One year into his tenure as attorney general, Edwin Meese III has come under fire for the first time from the police groups that have stood by him since he was a California prosecutor two decades ago.

Their target is Meese's position on legislation that would allow interstate sales of handguns and generally weaken the 1968 Gun Control Act. While Meese has privately expressed concerns about the bill, which is being pushed by the National Rifle Association (NRA), he has publicly endorsed it. And law-enforcement groups were stunned last week when Meese rejected their plea for a meeting and dispatched an aide instead.

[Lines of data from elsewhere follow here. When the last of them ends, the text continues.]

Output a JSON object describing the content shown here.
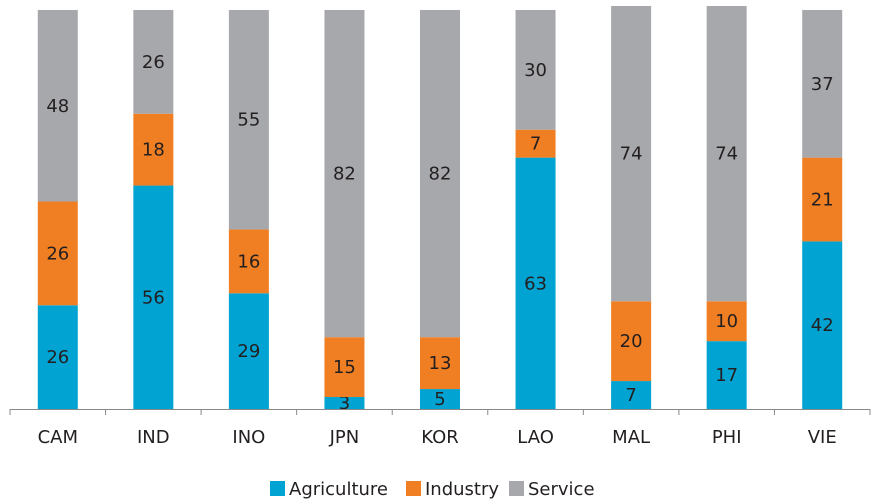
{
  "chart_data": {
    "type": "stacked_bar",
    "categories": [
      "CAM",
      "IND",
      "INO",
      "JPN",
      "KOR",
      "LAO",
      "MAL",
      "PHI",
      "VIE"
    ],
    "series": [
      {
        "name": "Agriculture",
        "color": "#00a3d1",
        "values": [
          26,
          56,
          29,
          3,
          5,
          63,
          7,
          17,
          42
        ]
      },
      {
        "name": "Industry",
        "color": "#f07f23",
        "values": [
          26,
          18,
          16,
          15,
          13,
          7,
          20,
          10,
          21
        ]
      },
      {
        "name": "Service",
        "color": "#a7a8ab",
        "values": [
          48,
          26,
          55,
          82,
          82,
          30,
          74,
          74,
          37
        ]
      }
    ],
    "legend": "bottom"
  }
}
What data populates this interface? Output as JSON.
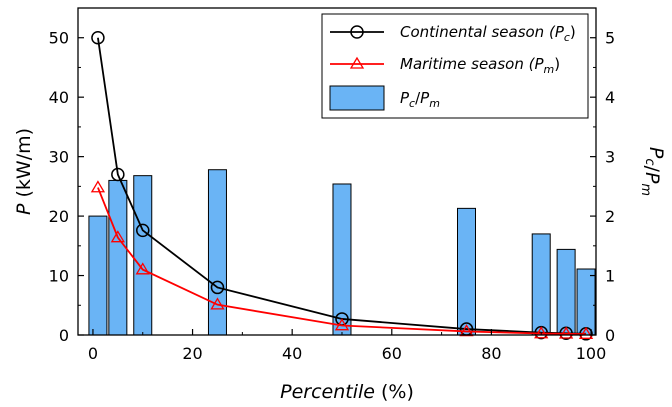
{
  "chart_data": {
    "type": "bar+line",
    "x_axis": {
      "label": "Percentile (%)",
      "ticks": [
        0,
        20,
        40,
        60,
        80,
        100
      ],
      "range": [
        -3,
        101
      ]
    },
    "y_left": {
      "label": "P (kW/m)",
      "ticks": [
        0,
        10,
        20,
        30,
        40,
        50
      ],
      "range": [
        0,
        55
      ]
    },
    "y_right": {
      "label": "Pc/Pm",
      "ticks": [
        0,
        1,
        2,
        3,
        4,
        5
      ],
      "range": [
        0,
        5.5
      ]
    },
    "series": [
      {
        "name": "Continental season (Pc)",
        "type": "line",
        "marker": "circle",
        "color": "#000000",
        "axis": "left",
        "x": [
          1,
          5,
          10,
          25,
          50,
          75,
          90,
          95,
          99
        ],
        "y": [
          50,
          27,
          17.6,
          8,
          2.7,
          1,
          0.4,
          0.3,
          0.2
        ]
      },
      {
        "name": "Maritime season (Pm)",
        "type": "line",
        "marker": "triangle",
        "color": "#ff0000",
        "axis": "left",
        "x": [
          1,
          5,
          10,
          25,
          50,
          75,
          90,
          95,
          99
        ],
        "y": [
          24.8,
          16.4,
          11,
          5.1,
          1.6,
          0.6,
          0.25,
          0.2,
          0.15
        ]
      },
      {
        "name": "Pc/Pm",
        "type": "bar",
        "color": "#6ab4f5",
        "axis": "right",
        "x": [
          1,
          5,
          10,
          25,
          50,
          75,
          90,
          95,
          99
        ],
        "y": [
          2.0,
          2.6,
          2.68,
          2.78,
          2.54,
          2.13,
          1.7,
          1.44,
          1.11
        ]
      }
    ],
    "legend": {
      "placement": "top-right",
      "entries": [
        {
          "main": "Continental season (",
          "var": "P",
          "sub": "c",
          "tail": ")"
        },
        {
          "main": "Maritime season (",
          "var": "P",
          "sub": "m",
          "tail": ")"
        },
        {
          "var": "P",
          "sub": "c",
          "sep": "/",
          "var2": "P",
          "sub2": "m"
        }
      ]
    },
    "grid": false
  }
}
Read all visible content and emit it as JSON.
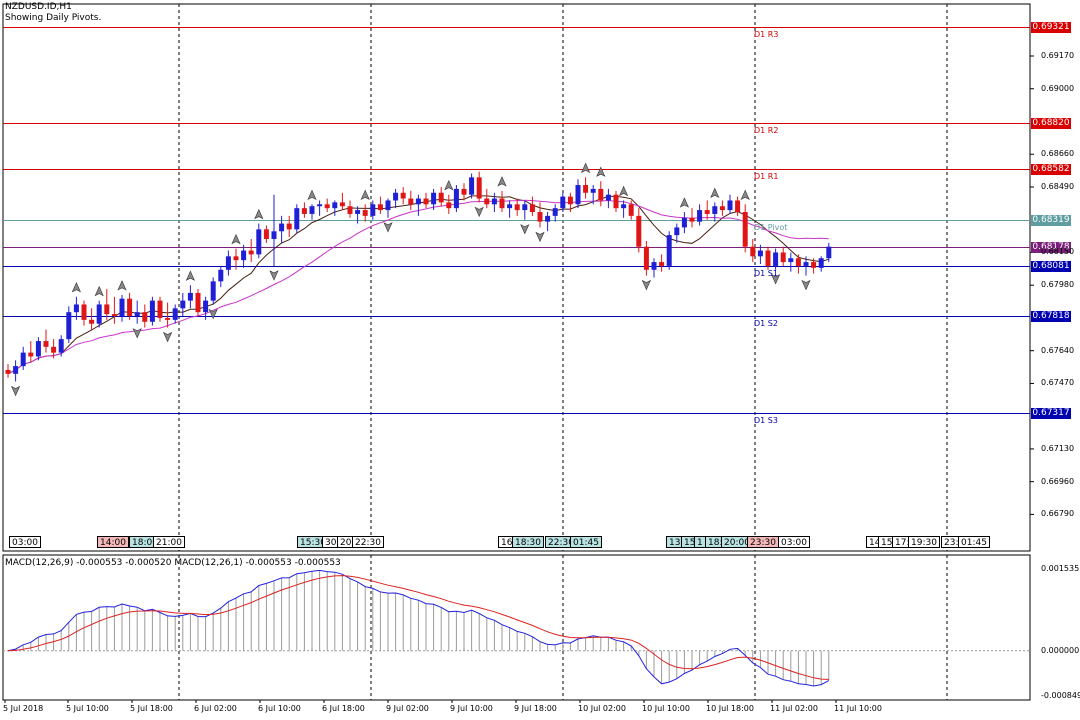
{
  "window": {
    "symbol": "NZDUSD.ID,H1",
    "subtitle": "Showing Daily Pivots."
  },
  "colors": {
    "bull": "#1f1fd6",
    "bear": "#e01515",
    "resistance": "#d90000",
    "support": "#0000b0",
    "pivot": "#5f9ea0",
    "ma_fast": "#4a2010",
    "ma_slow": "#cc33cc",
    "macd_line": "#2222dd",
    "signal_line": "#dd2222"
  },
  "pivots": [
    {
      "name": "D1 R3",
      "value": "0.69321",
      "price": 0.69321,
      "kind": "resistance"
    },
    {
      "name": "D1 R2",
      "value": "0.68820",
      "price": 0.6882,
      "kind": "resistance"
    },
    {
      "name": "D1 R1",
      "value": "0.68582",
      "price": 0.68582,
      "kind": "resistance"
    },
    {
      "name": "D1 Pivot",
      "value": "0.68319",
      "price": 0.68319,
      "kind": "pivot"
    },
    {
      "name": "",
      "value": "0.68178",
      "price": 0.68178,
      "kind": "current"
    },
    {
      "name": "D1 S1",
      "value": "0.68081",
      "price": 0.68081,
      "kind": "support"
    },
    {
      "name": "D1 S2",
      "value": "0.67818",
      "price": 0.67818,
      "kind": "support"
    },
    {
      "name": "D1 S3",
      "value": "0.67317",
      "price": 0.67317,
      "kind": "support"
    }
  ],
  "price_axis": [
    "0.69170",
    "0.69000",
    "0.68660",
    "0.68490",
    "0.68150",
    "0.67980",
    "0.67640",
    "0.67470",
    "0.67130",
    "0.66960",
    "0.66790"
  ],
  "time_boxes": [
    {
      "text": "03:00",
      "style": "white"
    },
    {
      "text": "14:00",
      "style": "red"
    },
    {
      "text": "18:00",
      "style": "cyan"
    },
    {
      "text": "21:00",
      "style": "white"
    },
    {
      "text": "15:30",
      "style": "cyan"
    },
    {
      "text": "30",
      "style": "white"
    },
    {
      "text": "20:",
      "style": "white"
    },
    {
      "text": "22:30",
      "style": "white"
    },
    {
      "text": "16:",
      "style": "white"
    },
    {
      "text": "18:30",
      "style": "cyan"
    },
    {
      "text": "22:30",
      "style": "cyan"
    },
    {
      "text": "01:45",
      "style": "cyan"
    },
    {
      "text": "13:",
      "style": "cyan"
    },
    {
      "text": "15:",
      "style": "cyan"
    },
    {
      "text": "1",
      "style": "cyan"
    },
    {
      "text": "18:",
      "style": "cyan"
    },
    {
      "text": "20:00",
      "style": "cyan"
    },
    {
      "text": "23:30",
      "style": "red"
    },
    {
      "text": "03:00",
      "style": "white"
    },
    {
      "text": "14",
      "style": "white"
    },
    {
      "text": "15",
      "style": "white"
    },
    {
      "text": "17:",
      "style": "white"
    },
    {
      "text": "19:30",
      "style": "white"
    },
    {
      "text": "23:",
      "style": "white"
    },
    {
      "text": "01:45",
      "style": "white"
    }
  ],
  "macd": {
    "label": "MACD(12,26,9) -0.000553 -0.000520 MACD(12,26,1) -0.000553 -0.000553",
    "axis": [
      "0.001535",
      "0.000000",
      "-0.000849"
    ]
  },
  "x_axis": [
    "5 Jul 2018",
    "5 Jul 10:00",
    "5 Jul 18:00",
    "6 Jul 02:00",
    "6 Jul 10:00",
    "6 Jul 18:00",
    "9 Jul 02:00",
    "9 Jul 10:00",
    "9 Jul 18:00",
    "10 Jul 02:00",
    "10 Jul 10:00",
    "10 Jul 18:00",
    "11 Jul 02:00",
    "11 Jul 10:00"
  ],
  "chart_data": {
    "type": "candlestick",
    "timeframe": "H1",
    "candles": [
      [
        0.6754,
        0.6757,
        0.675,
        0.6752
      ],
      [
        0.6752,
        0.6759,
        0.6748,
        0.6756
      ],
      [
        0.6756,
        0.6766,
        0.6754,
        0.6763
      ],
      [
        0.6763,
        0.6769,
        0.6758,
        0.6761
      ],
      [
        0.6761,
        0.6771,
        0.6759,
        0.6769
      ],
      [
        0.6769,
        0.6775,
        0.6763,
        0.6766
      ],
      [
        0.6766,
        0.677,
        0.676,
        0.6763
      ],
      [
        0.6763,
        0.6772,
        0.6761,
        0.677
      ],
      [
        0.677,
        0.6787,
        0.6768,
        0.6784
      ],
      [
        0.6784,
        0.6792,
        0.678,
        0.6788
      ],
      [
        0.6788,
        0.679,
        0.6777,
        0.678
      ],
      [
        0.678,
        0.6786,
        0.6775,
        0.6778
      ],
      [
        0.6778,
        0.679,
        0.6776,
        0.6788
      ],
      [
        0.6788,
        0.6796,
        0.678,
        0.6783
      ],
      [
        0.6783,
        0.6792,
        0.6778,
        0.6782
      ],
      [
        0.6782,
        0.6793,
        0.6779,
        0.6791
      ],
      [
        0.6791,
        0.6794,
        0.678,
        0.6782
      ],
      [
        0.6782,
        0.679,
        0.6778,
        0.6784
      ],
      [
        0.6784,
        0.6788,
        0.6776,
        0.6779
      ],
      [
        0.6779,
        0.6792,
        0.6777,
        0.679
      ],
      [
        0.679,
        0.6792,
        0.6779,
        0.6781
      ],
      [
        0.6781,
        0.6789,
        0.6776,
        0.678
      ],
      [
        0.678,
        0.6788,
        0.6778,
        0.6786
      ],
      [
        0.6786,
        0.6794,
        0.6782,
        0.679
      ],
      [
        0.679,
        0.6798,
        0.6786,
        0.6794
      ],
      [
        0.6794,
        0.6796,
        0.6782,
        0.6784
      ],
      [
        0.6784,
        0.6792,
        0.678,
        0.679
      ],
      [
        0.679,
        0.6802,
        0.6788,
        0.68
      ],
      [
        0.68,
        0.6808,
        0.6797,
        0.6806
      ],
      [
        0.6806,
        0.6816,
        0.6803,
        0.6813
      ],
      [
        0.6813,
        0.6817,
        0.6806,
        0.6811
      ],
      [
        0.6811,
        0.6819,
        0.6807,
        0.6816
      ],
      [
        0.6816,
        0.6822,
        0.681,
        0.6814
      ],
      [
        0.6814,
        0.683,
        0.6812,
        0.6827
      ],
      [
        0.6827,
        0.6829,
        0.682,
        0.6822
      ],
      [
        0.6822,
        0.6845,
        0.6808,
        0.6826
      ],
      [
        0.6826,
        0.6834,
        0.682,
        0.683
      ],
      [
        0.683,
        0.6834,
        0.6823,
        0.6827
      ],
      [
        0.6827,
        0.684,
        0.6825,
        0.6838
      ],
      [
        0.6838,
        0.6841,
        0.6833,
        0.6835
      ],
      [
        0.6835,
        0.684,
        0.6832,
        0.6839
      ],
      [
        0.6839,
        0.6842,
        0.6834,
        0.684
      ],
      [
        0.684,
        0.6843,
        0.6836,
        0.6838
      ],
      [
        0.6838,
        0.6842,
        0.6834,
        0.6841
      ],
      [
        0.6841,
        0.6846,
        0.6837,
        0.6839
      ],
      [
        0.6839,
        0.6842,
        0.6833,
        0.6835
      ],
      [
        0.6835,
        0.6839,
        0.683,
        0.6837
      ],
      [
        0.6837,
        0.684,
        0.6831,
        0.6834
      ],
      [
        0.6834,
        0.6842,
        0.6832,
        0.684
      ],
      [
        0.684,
        0.6844,
        0.6835,
        0.6837
      ],
      [
        0.6837,
        0.6843,
        0.6833,
        0.6842
      ],
      [
        0.6842,
        0.6848,
        0.6838,
        0.6846
      ],
      [
        0.6846,
        0.6849,
        0.684,
        0.6843
      ],
      [
        0.6843,
        0.6847,
        0.6837,
        0.684
      ],
      [
        0.684,
        0.6845,
        0.6834,
        0.6843
      ],
      [
        0.6843,
        0.6846,
        0.6838,
        0.684
      ],
      [
        0.684,
        0.6848,
        0.6837,
        0.6846
      ],
      [
        0.6846,
        0.6849,
        0.6839,
        0.6841
      ],
      [
        0.6841,
        0.6845,
        0.6835,
        0.6838
      ],
      [
        0.6838,
        0.685,
        0.6836,
        0.6848
      ],
      [
        0.6848,
        0.6851,
        0.6842,
        0.6845
      ],
      [
        0.6845,
        0.6856,
        0.6843,
        0.6854
      ],
      [
        0.6854,
        0.6857,
        0.6841,
        0.6843
      ],
      [
        0.6843,
        0.6848,
        0.6838,
        0.684
      ],
      [
        0.684,
        0.6846,
        0.6836,
        0.6843
      ],
      [
        0.6843,
        0.6847,
        0.6836,
        0.6838
      ],
      [
        0.6838,
        0.6842,
        0.6833,
        0.684
      ],
      [
        0.684,
        0.6843,
        0.6834,
        0.6837
      ],
      [
        0.6837,
        0.6842,
        0.6832,
        0.684
      ],
      [
        0.684,
        0.6844,
        0.6834,
        0.6836
      ],
      [
        0.6836,
        0.6841,
        0.6828,
        0.6831
      ],
      [
        0.6831,
        0.6836,
        0.6826,
        0.6834
      ],
      [
        0.6834,
        0.684,
        0.6831,
        0.6838
      ],
      [
        0.6838,
        0.6846,
        0.6836,
        0.6844
      ],
      [
        0.6844,
        0.6846,
        0.6836,
        0.684
      ],
      [
        0.684,
        0.6853,
        0.6838,
        0.685
      ],
      [
        0.685,
        0.6854,
        0.6843,
        0.6846
      ],
      [
        0.6846,
        0.685,
        0.684,
        0.6848
      ],
      [
        0.6848,
        0.6852,
        0.6839,
        0.6842
      ],
      [
        0.6842,
        0.6848,
        0.6838,
        0.6845
      ],
      [
        0.6845,
        0.6847,
        0.6836,
        0.6838
      ],
      [
        0.6838,
        0.6842,
        0.6833,
        0.684
      ],
      [
        0.684,
        0.6842,
        0.6832,
        0.6834
      ],
      [
        0.6834,
        0.6838,
        0.6815,
        0.6818
      ],
      [
        0.6818,
        0.6821,
        0.6803,
        0.6806
      ],
      [
        0.6806,
        0.6812,
        0.6802,
        0.681
      ],
      [
        0.681,
        0.6814,
        0.6805,
        0.6808
      ],
      [
        0.6808,
        0.6826,
        0.6806,
        0.6824
      ],
      [
        0.6824,
        0.683,
        0.682,
        0.6828
      ],
      [
        0.6828,
        0.6836,
        0.6825,
        0.6833
      ],
      [
        0.6833,
        0.6838,
        0.6828,
        0.6831
      ],
      [
        0.6831,
        0.684,
        0.6829,
        0.6837
      ],
      [
        0.6837,
        0.6842,
        0.6832,
        0.6835
      ],
      [
        0.6835,
        0.6841,
        0.6831,
        0.6839
      ],
      [
        0.6839,
        0.6842,
        0.6834,
        0.6837
      ],
      [
        0.6837,
        0.6845,
        0.6835,
        0.6842
      ],
      [
        0.6842,
        0.6844,
        0.6834,
        0.6836
      ],
      [
        0.6836,
        0.684,
        0.6815,
        0.6818
      ],
      [
        0.6818,
        0.6822,
        0.681,
        0.6813
      ],
      [
        0.6813,
        0.6819,
        0.6809,
        0.6816
      ],
      [
        0.6816,
        0.6818,
        0.6806,
        0.6808
      ],
      [
        0.6808,
        0.6817,
        0.6806,
        0.6815
      ],
      [
        0.6815,
        0.6818,
        0.6808,
        0.681
      ],
      [
        0.681,
        0.6815,
        0.6805,
        0.6812
      ],
      [
        0.6812,
        0.6814,
        0.6804,
        0.6808
      ],
      [
        0.6808,
        0.6813,
        0.6803,
        0.681
      ],
      [
        0.681,
        0.6812,
        0.6804,
        0.6807
      ],
      [
        0.6807,
        0.6813,
        0.6805,
        0.6812
      ],
      [
        0.6812,
        0.682,
        0.681,
        0.6818
      ]
    ],
    "fractals": [
      {
        "i": 1,
        "dir": "down"
      },
      {
        "i": 9,
        "dir": "up"
      },
      {
        "i": 12,
        "dir": "up"
      },
      {
        "i": 15,
        "dir": "up"
      },
      {
        "i": 17,
        "dir": "down"
      },
      {
        "i": 21,
        "dir": "down"
      },
      {
        "i": 24,
        "dir": "up"
      },
      {
        "i": 27,
        "dir": "down"
      },
      {
        "i": 30,
        "dir": "up"
      },
      {
        "i": 33,
        "dir": "up"
      },
      {
        "i": 35,
        "dir": "down"
      },
      {
        "i": 40,
        "dir": "up"
      },
      {
        "i": 47,
        "dir": "up"
      },
      {
        "i": 50,
        "dir": "down"
      },
      {
        "i": 58,
        "dir": "up"
      },
      {
        "i": 62,
        "dir": "down"
      },
      {
        "i": 65,
        "dir": "up"
      },
      {
        "i": 68,
        "dir": "down"
      },
      {
        "i": 70,
        "dir": "down"
      },
      {
        "i": 76,
        "dir": "up"
      },
      {
        "i": 78,
        "dir": "up"
      },
      {
        "i": 81,
        "dir": "up"
      },
      {
        "i": 84,
        "dir": "down"
      },
      {
        "i": 89,
        "dir": "up"
      },
      {
        "i": 93,
        "dir": "up"
      },
      {
        "i": 97,
        "dir": "up"
      },
      {
        "i": 101,
        "dir": "down"
      },
      {
        "i": 105,
        "dir": "down"
      }
    ],
    "ylim": [
      0.666,
      0.6944
    ],
    "macd_ylim": [
      -0.000849,
      0.001535
    ]
  }
}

"It's very puzzling and disheartening to us," said Hubert Williams, president of the Police Foundation. "It's a puzzle why Meese is not out publicly leading us in this fight. In 24 years, I've never seen anything to compare to the outrage in the police community over this bill."

"We've been baffled at his lack of willingness to meet with us, given our previous level of support," said Jerry Vaughn, executive director of the International Association of Chiefs of Police. "It disappoints me tremendously."

Meese's uncomfortable posture over the McClure-Volkmer bill, officially known as the Firearms Owners Protection Act, stems from more than just the considerable clout of the gun lobby.

To be sure, the NRA helped secure a White House endorsement of the bill as early as 1982, one signed by Meese as counselor to President Reagan. And the NRA gave $1.4 million to congressional candidates in 1984, including donations to most of the 170 House members who have signed a discharge petition to force the bill from the Judiciary Committee to the House floor.

But it is the bitter split between the NRA and police groups -- such as the National Sheriffs' Association, the Fraternal Order of Police and the National Troopers Coalition -- that has torn the public figures who usually support both sides. The acrimony erupted last year over the NRA's opposition to legislation to ban armor-piercing, "cop-killer" bullets.

That bill became one of several factors in the maneuvering over McClure-Volkmer, which is sponsored by Sen. James A. McClure (R-Idaho) and Rep. Harold L. Volkmer (D-Mo.), Justice Department sources said that when the NRA agreed last year to stop lobbying against the bullet bill, the administration promised that it would keep pushing the measure.

"Ed Meese is a team player," one department official said. While Meese privately shares the concerns raised by senior officials at the Justice and Treasury departments, "He is certainly not going to take a public position that contradicts the administration position."

Congressional politics is also involved. When the Senate passed McClure-Volkmer, 79 to 15, last July, all 22 Republican senators up for reelection this year backed the bill.

"The Republicans in the Senate were assured that the administration would support this bill," the Justice official said. "They all jumped on board. We don't want to turn around now and kick them in the teeth. It would be suicide."

Rep. William J. Hughes (D-N.J.), chairman of the House Judiciary subcommittee that is considering the bill, said that Meese and other officials "have gone along with the NRA line" for political reasons.

"They've got themselves locked into a position on the bill, even though they recognize it has major problems and could be potentially disastrous in some areas," Hughes said. He said that administration witnesses "had a terrible time" trying to defend the bill at a hearing last week, and that Meese deliberately "ducked" an invitation to testify at the last minute and did not send anyone from Justice to testify in his stead.

"It's inexplicable to these guys because Ed Meese is the best friend law enforcement ever had," a police official said.

An internal memo by Treasury's Bureau of Alcohol, Tobacco and Firearms criticized 13 aspects of the bill, including a ban on surprise inspections of gun dealers, easing of record-keeping rules and narrowing the use of mandatory penalties for violent crimes committed with a gun. The memo said such changes would make it harder to prosecute armed criminals.

The NRA says its critics are distorting the legislation and exaggerating the administration's concerns.

"Meese is feeling pressure from the heads of law-enforcement groups who are opposed to the bill," said NRA spokesman Andrew Kendzie. He said these police leaders "have always had an anti-NRA stance" and "don't represent the rank and file. The overwhelming majority of beat officers are with us on this."

Vaughan of the police chiefs' group replied that the NRA's tactics have been "outrageous, deceptive and improper."

Opponents are clearly nervous about the House discharge petition, which needs fewer than 50 signatures to reach a majority of 218. "If your congressman won't sign [the] discharge petition, he is no friend of law-abiding American gun owners and hunters," the NRA said in a recent mailing.

The administration is backing the petition, which would bar any amendments to the bill, as the only way to avoid a divisive House-Senate conference that would doom the measure, Justice sources said. They said Meese's concerns hinge on "nuance" and "interpretation" of the law and can be cleared up through a dialogue on the House floor.

That approach does not satisfy Meese's most loyal constituency, whose support of his embattled nomination was instrumental in Meese becoming attorney general a year ago today.

"I'm new to Washington," said Vaughan, who was previously Newark's police director. "I'm baffled by how someone can say publicly they support something and privately they don't."